TCT: DES may have a role below the knee
Image source: Spectranetics

Slideshow | DES-BTK: A Prospective, Double-Blind Randomized Trial of Polymer-Free Sirolimus-Eluting Stents (SES) Compared to Bare Metal Stents (BMS) in Patients with Infrapopliteal Disease
A. Rastan, MD et al.

WASHINGTON, D.C.--The implantation of a polymer-free sirolimus-eluting stent (SES) (Yukon-BTX, Translumina) for infrapopliteal peripheral vascular disease results in significant improvements in primary and secondary patency, compared with bare-metal stents (BMS), based on the results of DES-BTK [below the knee] trial, a late breaking clinical trial Sept. 24 at the annual Transcatheter Cardiovascular Therapeutics (TCT) conference.

Because drug eluting stents (DES) have been proven to reduce the restenosis rate in the coronary arteries, Thomas Zeller, MD, from Herz-Zentrum Bad Krozingen in Bad Krozingen, Germany, and colleagues conducted a prospective, randomized, multicenter, double-blind trial from April 2006 to April 2008, comparing balloon-expandable Yukon-BTX SES with a placebo-coated Yukon-BTX BMS in patients with either intermittent claudication or critical limb ischemia (CLI), who had a de novo lesion up to 5 cm length in an infrapopliteal artery.

The primary endpoint was one-year primary patency rate, defined as freedom from in-stent-restenosis (50 percent or greater) detected with angiography or if appropriate with duplex ultrasound. The secondary endpoint was six-month primary patency rate; secondary patency rates; target lesion revascularization rates; changes in Rutherford-Becker classification; ankle-brachial index; and major adverse events.

The investigators enrolled 161 patients, 82 of which received the SES. In the SES arm, 14 patients died and six were lost during follow-up. In the BMS arm, 11 patients died and five were lost during follow-up. Therefore, at year of follow-up, there were 62 patients in the SES group and 63 patients in the BMS group.

Zeller reported that they used a maximum of two stents with a maximum length of 25 mm.

At one-year, the primary patency rate was 55.6 percent in the BMS group, compared with 80.6 percent in the SES group. The secondary patency rate was 71.4 percent in the BMS group, versus 91.9 percent in the in SES group.

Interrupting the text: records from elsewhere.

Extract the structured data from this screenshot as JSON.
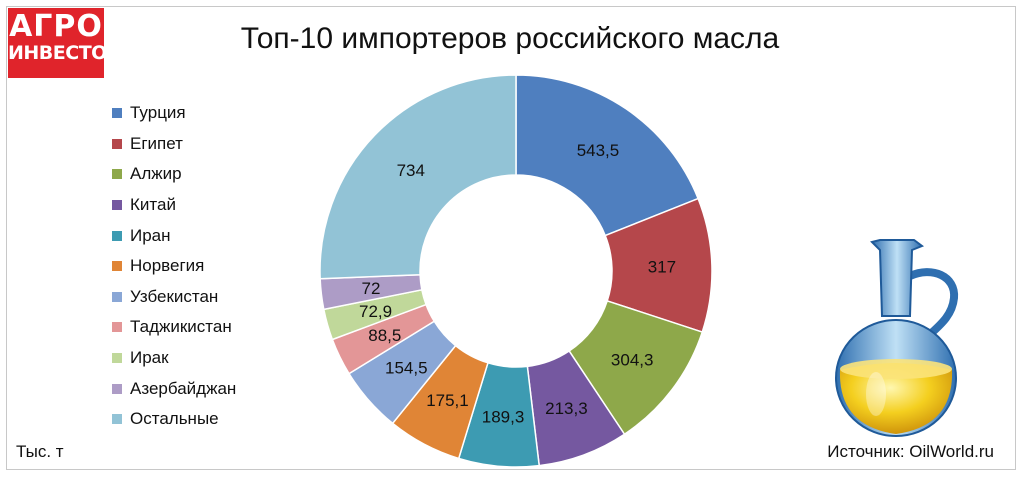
{
  "brand": {
    "line1": "АГРО",
    "line2": "ИНВЕСТОР"
  },
  "footer": {
    "unit": "Тыс. т",
    "source": "Источник: OilWorld.ru"
  },
  "colors": {
    "Турция": "#4f7fbf",
    "Египет": "#b5474b",
    "Алжир": "#8ea84a",
    "Китай": "#7558a0",
    "Иран": "#3d9bb2",
    "Норвегия": "#e08536",
    "Узбекистан": "#8aa7d6",
    "Таджикистан": "#e39697",
    "Ирак": "#c0d89a",
    "Азербайджан": "#ad9cc6",
    "Остальные": "#92c3d6"
  },
  "chart_data": {
    "type": "pie",
    "title": "Топ-10 импортеров российского масла",
    "unit": "Тыс. т",
    "legend_position": "left",
    "categories": [
      "Турция",
      "Египет",
      "Алжир",
      "Китай",
      "Иран",
      "Норвегия",
      "Узбекистан",
      "Таджикистан",
      "Ирак",
      "Азербайджан",
      "Остальные"
    ],
    "values": [
      543.5,
      317,
      304.3,
      213.3,
      189.3,
      175.1,
      154.5,
      88.5,
      72.9,
      72,
      734
    ],
    "labels": [
      "543,5",
      "317",
      "304,3",
      "213,3",
      "189,3",
      "175,1",
      "154,5",
      "88,5",
      "72,9",
      "72",
      "734"
    ]
  }
}
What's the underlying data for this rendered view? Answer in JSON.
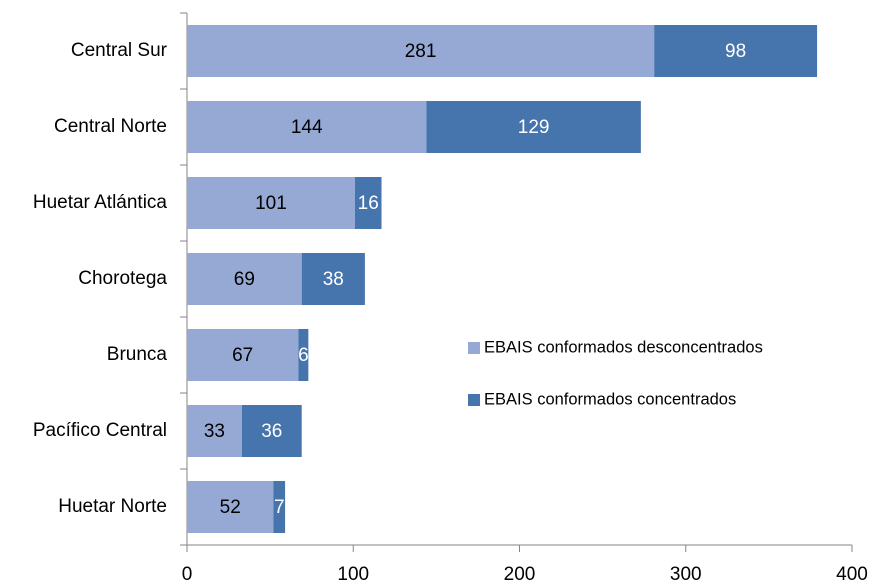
{
  "chart_data": {
    "type": "bar",
    "orientation": "horizontal",
    "stacked": true,
    "categories": [
      "Central Sur",
      "Central Norte",
      "Huetar Atlántica",
      "Chorotega",
      "Brunca",
      "Pacífico Central",
      "Huetar Norte"
    ],
    "series": [
      {
        "name": "EBAIS conformados desconcentrados",
        "color": "#95a9d4",
        "values": [
          281,
          144,
          101,
          69,
          67,
          33,
          52
        ]
      },
      {
        "name": "EBAIS conformados concentrados",
        "color": "#4674ad",
        "values": [
          98,
          129,
          16,
          38,
          6,
          36,
          7
        ]
      }
    ],
    "xlim": [
      0,
      400
    ],
    "xticks": [
      0,
      100,
      200,
      300,
      400
    ]
  }
}
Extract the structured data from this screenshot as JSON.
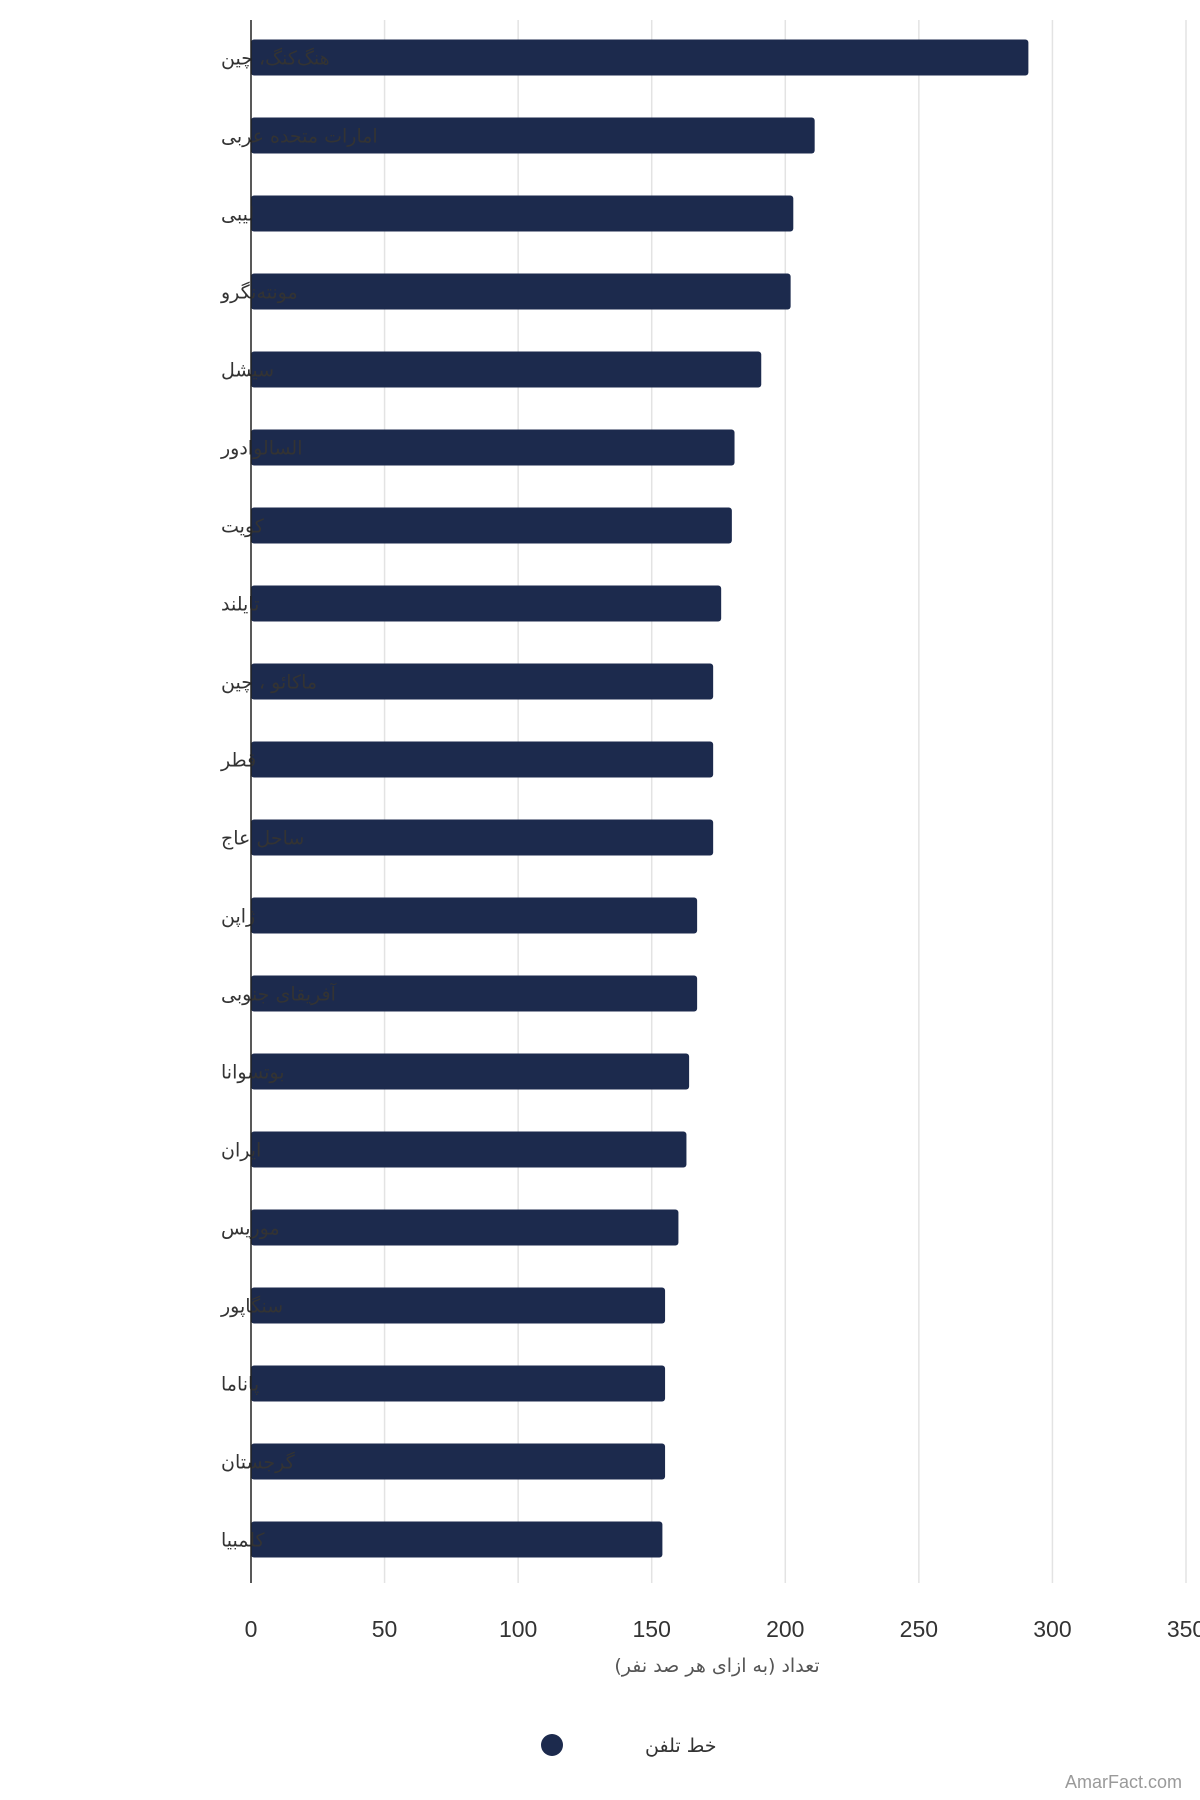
{
  "chart_data": {
    "type": "bar",
    "orientation": "horizontal",
    "categories": [
      "هنگ‌کنگ، چین",
      "امارات متحده عربی",
      "لیبی",
      "مونته‌نگرو",
      "سیشل",
      "السالوادور",
      "کویت",
      "تایلند",
      "ماکائو ، چین",
      "قطر",
      "ساحل عاج",
      "ژاپن",
      "آفریقای جنوبی",
      "بوتسوانا",
      "ایران",
      "موریس",
      "سنگاپور",
      "پاناما",
      "گرجستان",
      "کلمبیا"
    ],
    "series": [
      {
        "name": "خط تلفن",
        "color": "#1c2a4d",
        "values": [
          291,
          211,
          203,
          202,
          191,
          181,
          180,
          176,
          173,
          173,
          173,
          167,
          167,
          164,
          163,
          160,
          155,
          155,
          155,
          154
        ]
      }
    ],
    "xlabel": "تعداد (به ازای هر صد نفر)",
    "xlim": [
      0,
      350
    ],
    "xticks": [
      "0",
      "50",
      "100",
      "150",
      "200",
      "250",
      "300",
      "350"
    ],
    "grid": true,
    "legend_position": "bottom-center"
  },
  "watermark": "AmarFact.com"
}
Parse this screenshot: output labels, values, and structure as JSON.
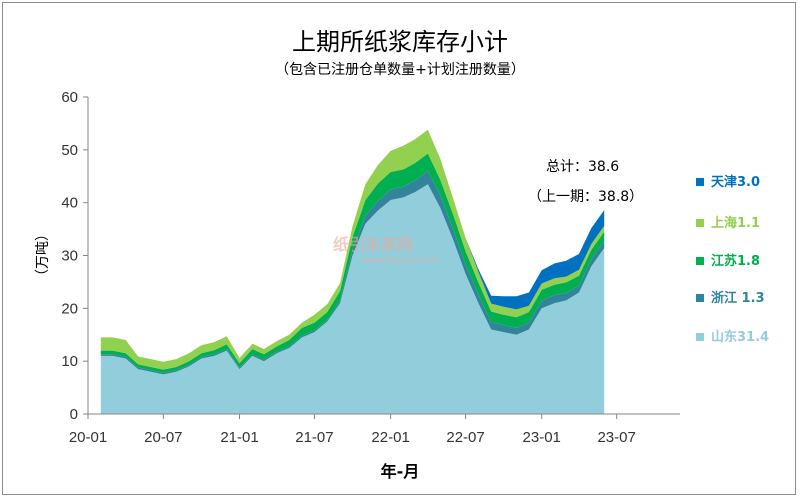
{
  "chart_data": {
    "type": "area",
    "stacked": true,
    "title": "上期所纸浆库存小计",
    "subtitle": "（包含已注册仓单数量+计划注册数量）",
    "xlabel": "年-月",
    "ylabel": "（万吨）",
    "ylim": [
      0,
      60
    ],
    "yticks": [
      0,
      10,
      20,
      30,
      40,
      50,
      60
    ],
    "xticks": [
      "20-01",
      "20-07",
      "21-01",
      "21-07",
      "22-01",
      "22-07",
      "23-01",
      "23-07"
    ],
    "grid": false,
    "legend_position": "right",
    "annotations": [
      "总计：38.6",
      "（上一期：38.8）"
    ],
    "watermark": "纸引未来网 www.51zywl.com",
    "x": [
      "2020-02",
      "2020-03",
      "2020-04",
      "2020-05",
      "2020-06",
      "2020-07",
      "2020-08",
      "2020-09",
      "2020-10",
      "2020-11",
      "2020-12",
      "2021-01",
      "2021-02",
      "2021-03",
      "2021-04",
      "2021-05",
      "2021-06",
      "2021-07",
      "2021-08",
      "2021-09",
      "2021-10",
      "2021-11",
      "2021-12",
      "2022-01",
      "2022-02",
      "2022-03",
      "2022-04",
      "2022-05",
      "2022-06",
      "2022-07",
      "2022-08",
      "2022-09",
      "2022-10",
      "2022-11",
      "2022-12",
      "2023-01",
      "2023-02",
      "2023-03",
      "2023-04",
      "2023-05",
      "2023-06"
    ],
    "series": [
      {
        "name": "山东31.4",
        "color": "#92cddc",
        "values": [
          11,
          11,
          10.5,
          8.5,
          8,
          7.5,
          8,
          9,
          10.5,
          11,
          12,
          8.5,
          11,
          10,
          11.5,
          12.5,
          14.5,
          15.5,
          17.5,
          21,
          30,
          36,
          38.5,
          40.5,
          41,
          42,
          43.5,
          39,
          33,
          26.5,
          21,
          16,
          15.5,
          15,
          16,
          20,
          21,
          21.5,
          23,
          28,
          31.4
        ]
      },
      {
        "name": "浙江 1.3",
        "color": "#31849b",
        "values": [
          0.3,
          0.3,
          0.3,
          0.3,
          0.3,
          0.3,
          0.3,
          0.3,
          0.3,
          0.3,
          0.3,
          0.3,
          0.3,
          0.3,
          0.3,
          0.3,
          0.3,
          0.3,
          0.3,
          0.5,
          1,
          1.5,
          1.8,
          2,
          2,
          2.2,
          2.5,
          2.3,
          2,
          1.8,
          1.6,
          1.4,
          1.3,
          1.3,
          1.3,
          1.5,
          1.5,
          1.4,
          1.3,
          1.3,
          1.3
        ]
      },
      {
        "name": "江苏1.8",
        "color": "#00b050",
        "values": [
          0.7,
          0.7,
          0.7,
          0.6,
          0.6,
          0.6,
          0.6,
          0.7,
          0.7,
          0.8,
          0.9,
          0.8,
          1,
          1,
          1,
          1.2,
          1.5,
          1.5,
          1.5,
          1.8,
          2.5,
          3,
          3.3,
          3.3,
          3.3,
          3.3,
          3.3,
          3,
          2.8,
          2.5,
          2.3,
          2,
          2,
          2,
          2,
          2,
          2,
          2,
          1.9,
          1.8,
          1.8
        ]
      },
      {
        "name": "上海1.1",
        "color": "#92d050",
        "values": [
          2.5,
          2.5,
          2.5,
          1.5,
          1.5,
          1.5,
          1.5,
          1.5,
          1.5,
          1.5,
          1.5,
          1,
          1,
          1,
          1,
          1,
          1,
          1.5,
          1.5,
          1.5,
          2,
          3,
          3.5,
          4,
          4.5,
          4.5,
          4.5,
          4,
          3,
          2.5,
          2,
          1.5,
          1.5,
          1.5,
          1.2,
          1.2,
          1.2,
          1.1,
          1.1,
          1.1,
          1.1
        ]
      },
      {
        "name": "天津3.0",
        "color": "#0070c0",
        "values": [
          0,
          0,
          0,
          0,
          0,
          0,
          0,
          0,
          0,
          0,
          0,
          0,
          0,
          0,
          0,
          0,
          0,
          0,
          0,
          0,
          0,
          0,
          0,
          0,
          0,
          0,
          0,
          0,
          0,
          0,
          0.5,
          1.5,
          2,
          2.5,
          2.5,
          2.5,
          2.8,
          3,
          3,
          3,
          3.0
        ]
      }
    ]
  }
}
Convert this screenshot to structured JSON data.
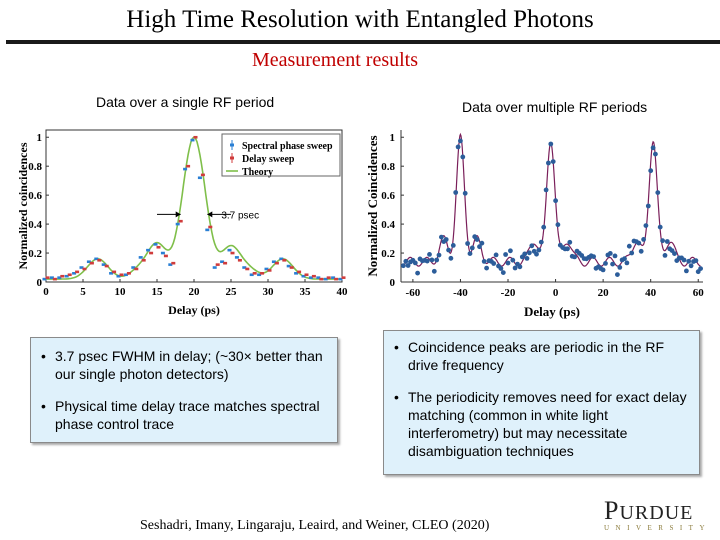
{
  "slide": {
    "title": "High Time Resolution with Entangled Photons",
    "subtitle": "Measurement results",
    "left_caption": "Data over a single RF period",
    "right_caption": "Data over multiple RF periods",
    "left_bullets": [
      "3.7 psec FWHM in delay; (~30× better than our single photon detectors)",
      "Physical time delay trace matches spectral phase control trace"
    ],
    "right_bullets": [
      "Coincidence peaks are periodic in the RF drive frequency",
      "The periodicity removes need for exact delay matching (common in white light interferometry) but may necessitate disambiguation techniques"
    ],
    "citation": "Seshadri, Imany, Lingaraju, Leaird, and Weiner,  CLEO (2020)",
    "logo_word": "PURDUE",
    "logo_sub": "UNIVERSITY"
  },
  "chart_data": [
    {
      "type": "scatter",
      "xlabel": "Delay (ps)",
      "ylabel": "Normalized coincidences",
      "xlim": [
        0,
        40
      ],
      "ylim": [
        0,
        1.05
      ],
      "xticks": [
        "0",
        "5",
        "10",
        "15",
        "20",
        "25",
        "30",
        "35",
        "40"
      ],
      "yticks": [
        "0",
        "0.2",
        "0.4",
        "0.6",
        "0.8",
        "1"
      ],
      "legend": [
        "Spectral phase sweep",
        "Delay sweep",
        "Theory"
      ],
      "legend_position": "top-right",
      "annotation": "3.7 psec",
      "colors": {
        "spectral": "#2a7fd4",
        "delay": "#d03c3c",
        "theory": "#7fbf4a"
      },
      "series": [
        {
          "name": "Spectral phase sweep",
          "x": [
            0,
            1,
            2,
            3,
            4,
            5,
            6,
            7,
            8,
            9,
            10,
            11,
            12,
            13,
            14,
            15,
            16,
            17,
            18,
            19,
            20,
            21,
            22,
            23,
            24,
            25,
            26,
            27,
            28,
            29,
            30,
            31,
            32,
            33,
            34,
            35,
            36,
            37,
            38,
            39,
            40
          ],
          "y": [
            0.02,
            0.03,
            0.03,
            0.04,
            0.06,
            0.1,
            0.14,
            0.16,
            0.12,
            0.06,
            0.04,
            0.05,
            0.1,
            0.17,
            0.22,
            0.26,
            0.2,
            0.12,
            0.4,
            0.78,
            0.98,
            0.72,
            0.36,
            0.1,
            0.14,
            0.22,
            0.17,
            0.1,
            0.05,
            0.05,
            0.09,
            0.14,
            0.16,
            0.11,
            0.06,
            0.04,
            0.03,
            0.03,
            0.02,
            0.03,
            0.02
          ]
        },
        {
          "name": "Delay sweep",
          "x": [
            0,
            1,
            2,
            3,
            4,
            5,
            6,
            7,
            8,
            9,
            10,
            11,
            12,
            13,
            14,
            15,
            16,
            17,
            18,
            19,
            20,
            21,
            22,
            23,
            24,
            25,
            26,
            27,
            28,
            29,
            30,
            31,
            32,
            33,
            34,
            35,
            36,
            37,
            38,
            39,
            40
          ],
          "y": [
            0.03,
            0.02,
            0.04,
            0.05,
            0.07,
            0.09,
            0.13,
            0.15,
            0.11,
            0.07,
            0.05,
            0.06,
            0.09,
            0.15,
            0.2,
            0.24,
            0.18,
            0.13,
            0.42,
            0.8,
            1.0,
            0.74,
            0.38,
            0.12,
            0.13,
            0.2,
            0.15,
            0.09,
            0.06,
            0.06,
            0.08,
            0.13,
            0.15,
            0.1,
            0.07,
            0.05,
            0.04,
            0.02,
            0.03,
            0.02,
            0.03
          ]
        }
      ]
    },
    {
      "type": "scatter",
      "xlabel": "Delay (ps)",
      "ylabel": "Normalized Coincidences",
      "xlim": [
        -65,
        62
      ],
      "ylim": [
        0,
        1.05
      ],
      "xticks": [
        "-60",
        "-40",
        "-20",
        "0",
        "20",
        "40",
        "60"
      ],
      "yticks": [
        "0",
        "0.2",
        "0.4",
        "0.6",
        "0.8",
        "1"
      ],
      "peak_centers": [
        -40,
        -2,
        41
      ],
      "colors": {
        "points": "#2c5d9a",
        "fit": "#7a1f5a"
      }
    }
  ]
}
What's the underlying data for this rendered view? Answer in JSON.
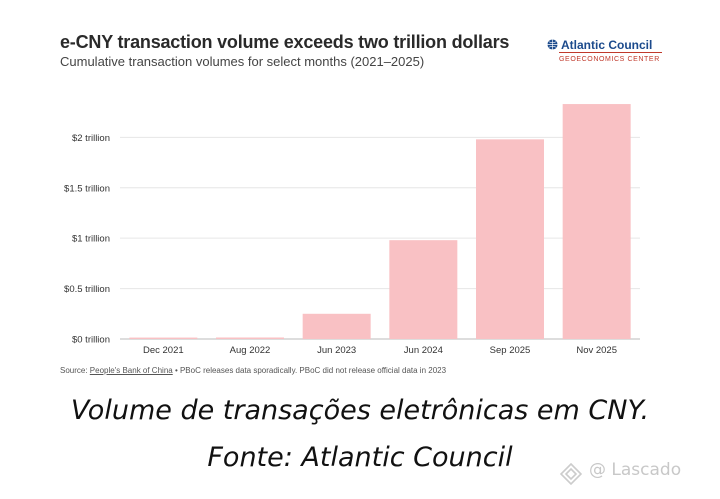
{
  "header": {
    "title": "e-CNY transaction volume exceeds two trillion dollars",
    "subtitle": "Cumulative transaction volumes for select months (2021–2025)"
  },
  "logo": {
    "name": "Atlantic Council",
    "sub": "GEOECONOMICS CENTER",
    "icon": "globe-icon"
  },
  "source": {
    "prefix": "Source: ",
    "link": "People's Bank of China",
    "rest": " • PBoC releases data sporadically. PBoC did not release official data in 2023"
  },
  "caption": {
    "line1": "Volume de transações eletrônicas em CNY.",
    "line2": "Fonte: Atlantic Council"
  },
  "watermark": {
    "text": "@ Lascado",
    "icon": "lascado-logo-icon"
  },
  "colors": {
    "bar": "#f9c1c4",
    "grid": "#e6e6e6",
    "axis": "#bbbbbb"
  },
  "chart_data": {
    "type": "bar",
    "title": "e-CNY transaction volume exceeds two trillion dollars",
    "subtitle": "Cumulative transaction volumes for select months (2021–2025)",
    "categories": [
      "Dec 2021",
      "Aug 2022",
      "Jun 2023",
      "Jun 2024",
      "Sep 2025",
      "Nov 2025"
    ],
    "values": [
      0.014,
      0.015,
      0.25,
      0.98,
      1.98,
      2.33
    ],
    "unit": "trillion USD",
    "yticks": [
      0,
      0.5,
      1,
      1.5,
      2
    ],
    "ytick_labels": [
      "$0 trillion",
      "$0.5 trillion",
      "$1 trillion",
      "$1.5 trillion",
      "$2 trillion"
    ],
    "ylim": [
      0,
      2.4
    ],
    "xlabel": "",
    "ylabel": "",
    "grid": true,
    "legend": "none"
  }
}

The ankle-brachial index also showed statistically significant improved outcomes for DES at one year—0.69 versus 0.75 percent at one year. Also, the hazard ratio for restenosis for BMS compared with SES was 3.2.

Zeller noted that the study was not powered for showing any clinical differences.

The researchers assessed event-free survival free from target lesion revascularisation, major and minor amputation, MI and death by a Kaplan-Meier analysis with the use of the Mantel-Cox log-rank test. With the analysis, they saw a “slight trend“ toward better outcomes with the SES, Zeller said.

“We enrolled patients with Rutherford-Becker class two to five and about 50 percent of the patients were suffering from either claudification or CLI, which may be why the outcomes did not show superiority for the SES,” Zeller said. “In conclusion, we could prove that the SES showed superior technical outcome after one year, with a significantly better patency rate compared with the BMS.